As a schoolboy nearly 50 years ago, Roger took a photo from the top of the town’s old grain silo and has turned his snapshot of the past into a stunning YouTube video.
“My Dad was a photographer and one afternoon I borrowed his twin lens reflex camera to take the picture from the top of a giant industrial grain silo with a stunning view over Poole town centre,” he recalled.
The 1963 shot shows how the town was before its heart was redeveloped. With the help of digital technology, he has produced an animated journey around the picture.
Sixties’ cars and fashions can clearly be seen among architecture long ago razed to the ground. It was a time when engineering works such as Aish and rubbed shoulders with corner shops and homes.
Clearly visible are the Hants and Dorset Motors bus garage, Regent Cinema and gas storage holder, all now long gone.
Christopher Hill’s grain silo was long ago replaced with the Asda tower on the corner of West Quay Road and the view shown is looking across what is now the Hunger Hill junction. The Ladies Walking Field is visible in the background over roofs of old cottages, Georgian buildings and a busy looking town, soon to be replaced with concrete.
“I knew it like that,” said Roger, now of Talbot Woods, Bournemouth, who was 16 or 17 when he borrowed his dad’s Rolleiflex camera and took this snapshot in time.
“Parts of the old town were like walking through Corfe Castle is now,” he said. “It had a heart. It was a community. There were families who had lived there for centuries. All that has disappeared.”

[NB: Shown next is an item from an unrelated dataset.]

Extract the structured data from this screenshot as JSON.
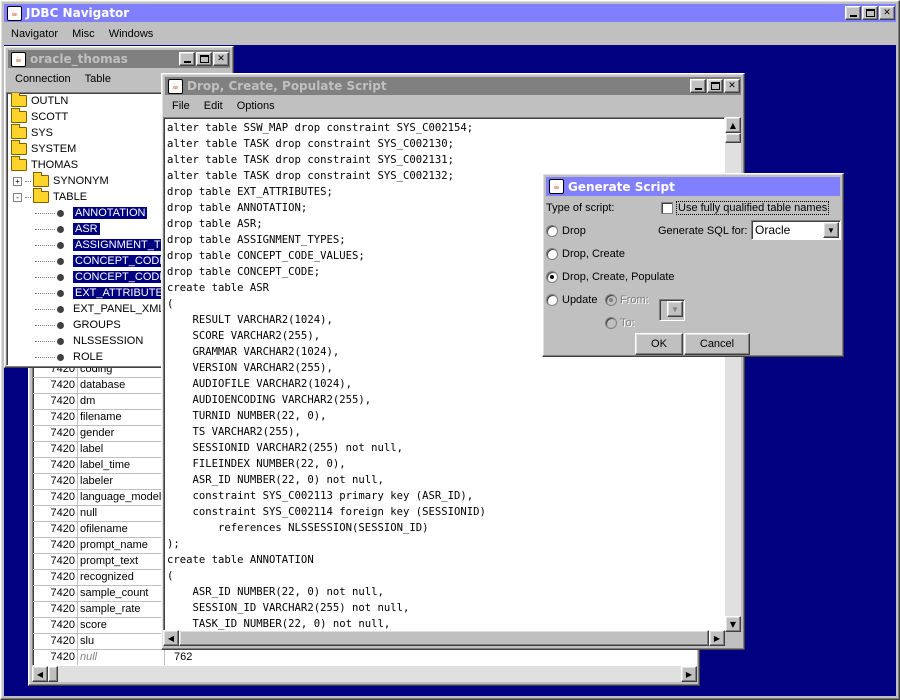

He kept the negatives all this time and said: “When I recently revisited the photograph I realised its fabulous detail would allow me to get under the skin of the overall scene and take a closer look at other bits of unseen business.
“It worked, and the end product is a unique window on a typical English town just emerging from the grip of post war austerity.”
He said: “For those of us who remember life in pre-shopping centre Poole, this is a proper trip down memory lane, and for students of social and local history it’s time travel at its best.”